Both fragile X syndrome and Rett syndrome are commonly associated with autism spectrum disorders and involve defects in synaptic plasticity. MicroRNA is implicated in synaptic plasticity because fragile X mental retardation protein was recently linked to the microRNA pathway. DNA methylation is also involved in synaptic plasticity since methyl CpG-binding protein 2 (MeCP2) is mutated in patients with Rett syndrome. Here we report that expression of miR-184, a brain-specific microRNA repressed by the binding of MeCP2 to its promoter, is upregulated by the release of MeCP2 after depolarization. The restricted release of MeCP2 from the paternal allele results in paternal allele-specific expression of miR-184. Our finding provides a clue to the link between the microRNA and DNA methylation pathways.
The microRNA pathway plays a crucial role in the early development of the brain (1). Several studies support a role for microRNAs in the later stages of neural maturation and synapse development (2–4). The ability of miR-124a, a neuron-specific microRNA, to suppress expression of non-neuronal genes in an in vitro cell system suggests that microRNAs play an important role in the regulation of neuronal differentiation (5). A recent paper reported that conditional Purkinje cell-specific ablation of Dicer, the key microRNA-generating enzyme, leads to Purkinje cell death (6). Fragile X syndrome is characterized by moderate-to-severe mental retardation, macro-orchidism and distinct facial features, including a long face, large ears and prominent jaw, and also carries a high risk of autism. This syndrome is caused by the loss of fragile X mental retardation protein (FMRP), an RNA-binding protein (7). FMRP is thought to be involved in synaptic plasticity through the regulation of mRNA transport and local protein synthesis at synapses (7). This is supported by the study of abnormal dendritic spines in the brains of fragile X patients and mouse models (8–10). FMRP is associated with an argonaute family protein and Dicer activity, both of which are important for microRNA processing, which suggests that it might be involved in the processing of microRNA precursors (11–13). A recent paper reports that FMRP can act as a microRNA acceptor protein for the ribonuclease Dicer and facilitate the assembly of microRNAs on specific target RNA sequences (14).
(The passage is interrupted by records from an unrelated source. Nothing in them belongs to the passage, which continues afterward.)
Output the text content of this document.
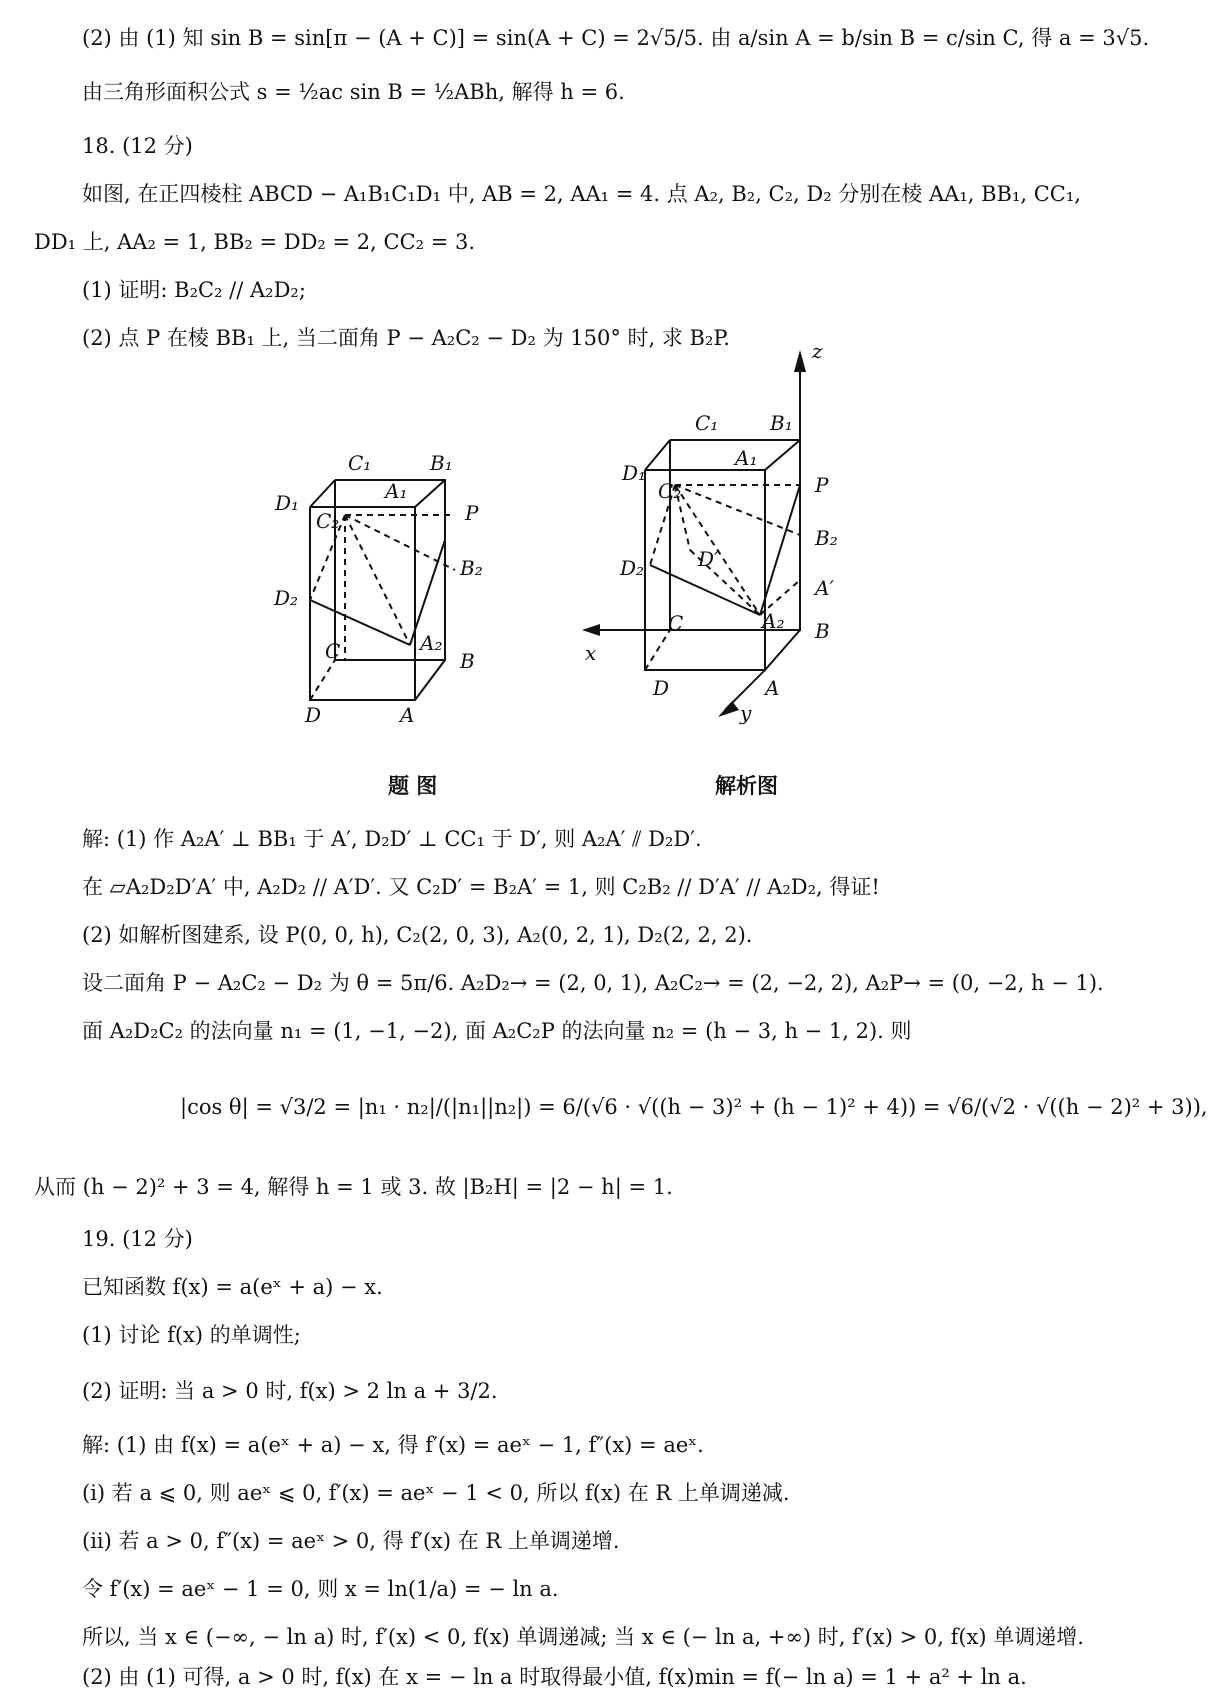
(2) 由 (1) 知 sin B = sin[π − (A + C)] = sin(A + C) = 2√5/5. 由 a/sin A = b/sin B = c/sin C, 得 a = 3√5.
由三角形面积公式 s = ½ac sin B = ½ABh, 解得 h = 6.
18. (12 分)
如图, 在正四棱柱 ABCD − A₁B₁C₁D₁ 中, AB = 2, AA₁ = 4. 点 A₂, B₂, C₂, D₂ 分别在棱 AA₁, BB₁, CC₁,
DD₁ 上, AA₂ = 1, BB₂ = DD₂ = 2, CC₂ = 3.
(1) 证明: B₂C₂ // A₂D₂;
(2) 点 P 在棱 BB₁ 上, 当二面角 P − A₂C₂ − D₂ 为 150° 时, 求 B₂P.
C₁	B₁
D₁	A₁
C₂	P
B₂
D₂
A₂
C	B
D	A
z
C₁	B₁
D₁
A₁
C₂	P
B₂
D′
D₂
A′
C	A₂ B
x
D	A
y
题 图	解析图
解: (1) 作 A₂A′ ⊥ BB₁ 于 A′, D₂D′ ⊥ CC₁ 于 D′, 则 A₂A′ ⫽ D₂D′.
在 ▱A₂D₂D′A′ 中, A₂D₂ // A′D′. 又 C₂D′ = B₂A′ = 1, 则 C₂B₂ // D′A′ // A₂D₂, 得证!
(2) 如解析图建系, 设 P(0, 0, h), C₂(2, 0, 3), A₂(0, 2, 1), D₂(2, 2, 2).
设二面角 P − A₂C₂ − D₂ 为 θ = 5π/6. A₂D₂→ = (2, 0, 1), A₂C₂→ = (2, −2, 2), A₂P→ = (0, −2, h − 1).
面 A₂D₂C₂ 的法向量 n₁ = (1, −1, −2), 面 A₂C₂P 的法向量 n₂ = (h − 3, h − 1, 2). 则
|cos θ| = √3/2 = |n₁ · n₂|/(|n₁||n₂|) = 6/(√6 · √((h − 3)² + (h − 1)² + 4)) = √6/(√2 · √((h − 2)² + 3)),
从而 (h − 2)² + 3 = 4, 解得 h = 1 或 3. 故 |B₂H| = |2 − h| = 1.
19. (12 分)
已知函数 f(x) = a(eˣ + a) − x.
(1) 讨论 f(x) 的单调性;
(2) 证明: 当 a > 0 时, f(x) > 2 ln a + 3/2.
解: (1) 由 f(x) = a(eˣ + a) − x, 得 f′(x) = aeˣ − 1, f″(x) = aeˣ.
(i) 若 a ⩽ 0, 则 aeˣ ⩽ 0, f′(x) = aeˣ − 1 < 0, 所以 f(x) 在 R 上单调递减.
(ii) 若 a > 0, f″(x) = aeˣ > 0, 得 f′(x) 在 R 上单调递增.
令 f′(x) = aeˣ − 1 = 0, 则 x = ln(1/a) = − ln a.
所以, 当 x ∈ (−∞, − ln a) 时, f′(x) < 0, f(x) 单调递减; 当 x ∈ (− ln a, +∞) 时, f′(x) > 0, f(x) 单调递增.
(2) 由 (1) 可得, a > 0 时, f(x) 在 x = − ln a 时取得最小值, f(x)min = f(− ln a) = 1 + a² + ln a.
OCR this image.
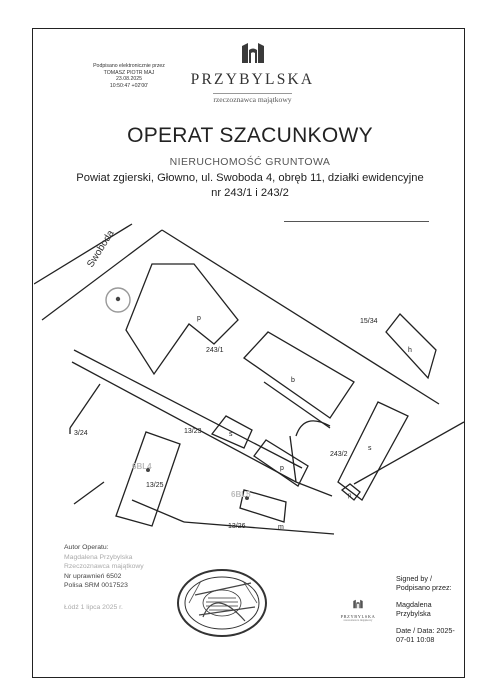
Podpisano elektronicznie przez
TOMASZ PIOTR MAJ
23.08.2025
10:50:47 +02'00'	PRZYBYLSKA
rzeczoznawca majątkowy
OPERAT SZACUNKOWY
NIERUCHOMOŚĆ GRUNTOWA
Powiat zgierski, Głowno, ul. Swoboda 4, obręb 11, działki ewidencyjne
nr 243/1 i 243/2
Swoboda
p
243/1
b
15/34
h
3/24	13/23	s
243/2
s
p
p
13/25
13/26	m
6BL4
6BL5
Autor Operatu:
Magdalena Przybylska
Rzeczoznawca majątkowy
Nr uprawnień 6502
Polisa SRM 0017523
Łódź 1 lipca 2025 r.
PRZYBYLSKA
rzeczoznawca majątkowy
Signed by /
Podpisano przez:
Magdalena
Przybylska
Date / Data: 2025-
07-01 10:08
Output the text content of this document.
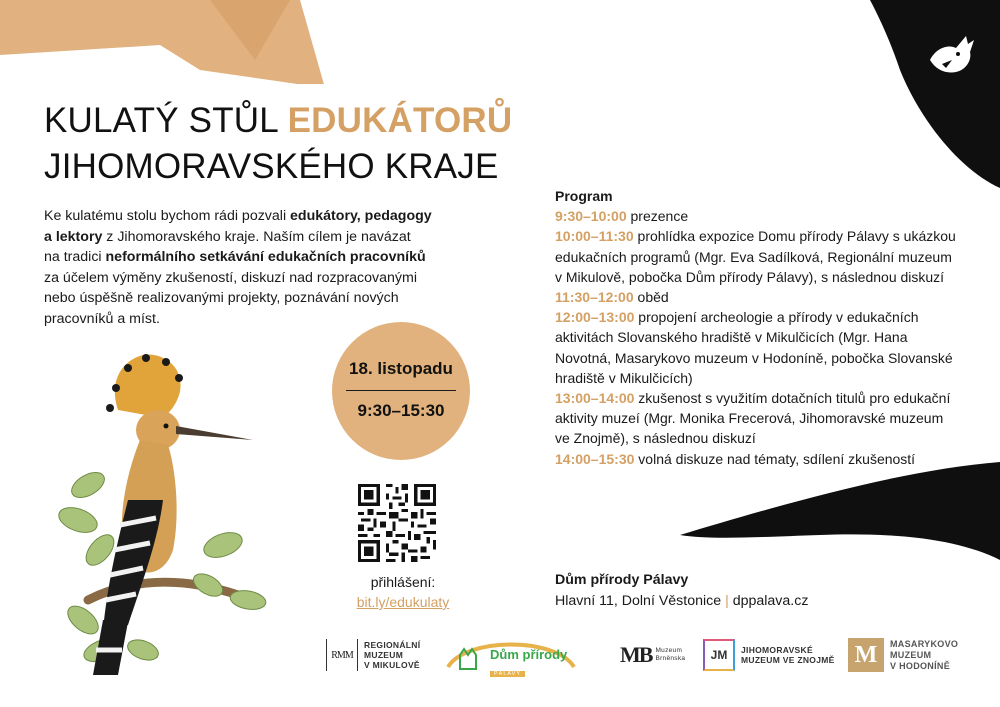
KULATÝ STŮL EDUKÁTORŮ
JIHOMORAVSKÉHO KRAJE
Ke kulatému stolu bychom rádi pozvali edukátory, pedagogy
a lektory z Jihomoravského kraje. Naším cílem je navázat
na tradici neformálního setkávání edukačních pracovníků
za účelem výměny zkušeností, diskuzí nad rozpracovanými
nebo úspěšně realizovanými projekty, poznávání nových
pracovníků a míst.
18. listopadu
9:30–15:30
přihlášení:
bit.ly/edukulaty
Program
9:30–10:00 prezence
10:00–11:30 prohlídka expozice Domu přírody Pálavy s ukázkou
edukačních programů (Mgr. Eva Sadílková, Regionální muzeum
v Mikulově, pobočka Dům přírody Pálavy), s následnou diskuzí
11:30–12:00 oběd
12:00–13:00 propojení archeologie a přírody v edukačních
aktivitách Slovanského hradiště v Mikulčicích (Mgr. Hana
Novotná, Masarykovo muzeum v Hodoníně, pobočka Slovanské
hradiště v Mikulčicích)
13:00–14:00 zkušenost s využitím dotačních titulů pro edukační
aktivity muzeí (Mgr. Monika Frecerová, Jihomoravské muzeum
ve Znojmě), s následnou diskuzí
14:00–15:30 volná diskuze nad tématy, sdílení zkušeností
Dům přírody Pálavy
Hlavní 11, Dolní Věstonice | dppalava.cz
RMM
REGIONÁLNÍ
MUZEUM
V MIKULOVĚ
Dům přírody
PÁLAVY
MB Muzeum
Brněnska JM JIHOMORAVSKÉ
MUZEUM VE ZNOJMĚ M MASARYKOVO
MUZEUM
V HODONÍNĚ
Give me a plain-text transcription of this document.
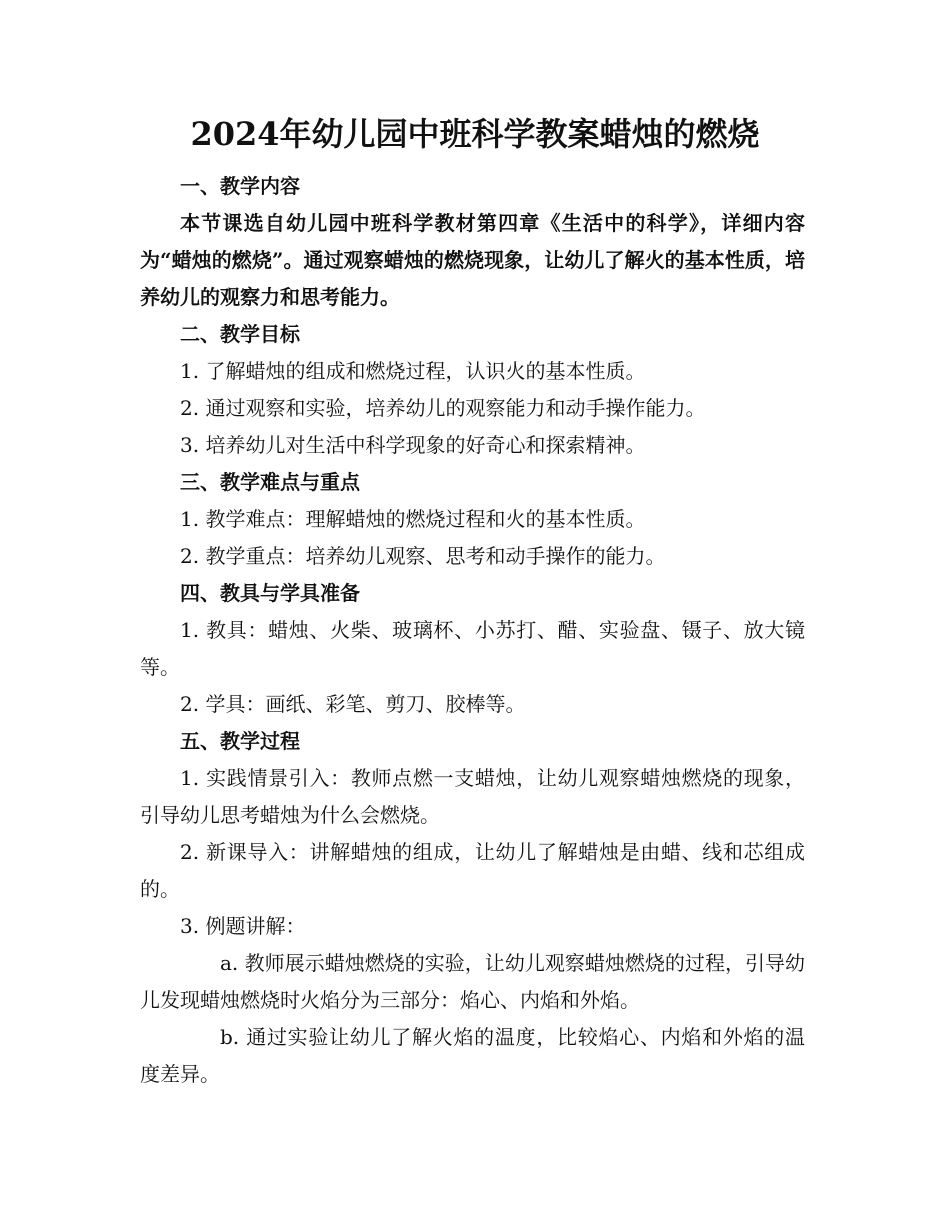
2024年幼儿园中班科学教案蜡烛的燃烧

一、教学内容

本节课选自幼儿园中班科学教材第四章《生活中的科学》，详细内容为“蜡烛的燃烧”。通过观察蜡烛的燃烧现象，让幼儿了解火的基本性质，培养幼儿的观察力和思考能力。

二、教学目标

1. 了解蜡烛的组成和燃烧过程，认识火的基本性质。

2. 通过观察和实验，培养幼儿的观察能力和动手操作能力。

3. 培养幼儿对生活中科学现象的好奇心和探索精神。

三、教学难点与重点

1. 教学难点：理解蜡烛的燃烧过程和火的基本性质。

2. 教学重点：培养幼儿观察、思考和动手操作的能力。

四、教具与学具准备

1. 教具：蜡烛、火柴、玻璃杯、小苏打、醋、实验盘、镊子、放大镜等。

2. 学具：画纸、彩笔、剪刀、胶棒等。

五、教学过程

1. 实践情景引入：教师点燃一支蜡烛，让幼儿观察蜡烛燃烧的现象，引导幼儿思考蜡烛为什么会燃烧。

2. 新课导入：讲解蜡烛的组成，让幼儿了解蜡烛是由蜡、线和芯组成的。

3. 例题讲解：

a. 教师展示蜡烛燃烧的实验，让幼儿观察蜡烛燃烧的过程，引导幼儿发现蜡烛燃烧时火焰分为三部分：焰心、内焰和外焰。

b. 通过实验让幼儿了解火焰的温度，比较焰心、内焰和外焰的温度差异。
DNA methylation also plays an important role in synaptic plasticity. Rett syndrome is characterized by severe mental retardation, stereotypic hand movements, jerky truncal ataxia and autism. This syndrome, an important phenotype of which is a defect in synaptic plasticity, is caused by methyl CpG-binding protein 2 (MeCP2) mutations (15). MeCP2 represses gene expression by binding to methylated CpG sites (16). This protein is a nuclear protein dynamically expressed during postnatal mammalian brain development and is a marker for neuronal maturity (17–20). It is hypothesized that elevated MeCP2 expression is required for neuronal differentiation by the regulation of multiple target genes (21). The involvement of MeCP2 in methylation-specific transcriptional repression (22,23) suggests that MeCP2 deficiency in Rett syndrome would result in widespread gene dysregulation. This hypothesis was previously tested using a gene expression microarray analysis with Mecp2-deficient mouse brain (24), Rett patient cell lines (25) and post-mortem brain tissue (26). Subtle and non-overlapping transcriptional changes were observed in each of these studies, indicating that MeCP2 deficiency does not result in obviously high levels of genome-wide transcriptional dysregulation. Interestingly, MeCP2 has been shown to bind to the methylated brain-derived neurotrophic factor (Bdnf) promoter and is released from it after depolarization, resulting in upregulated gene expression (27,28). It is also interesting that the expression of some imprinted genes is regulated by MeCP2, and these imprinted genes show dysregulated expression in Rett syndrome (29,30). Therefore, it is possible that the brain-specific imprinted genes regulated by MeCP2 are activity dependent.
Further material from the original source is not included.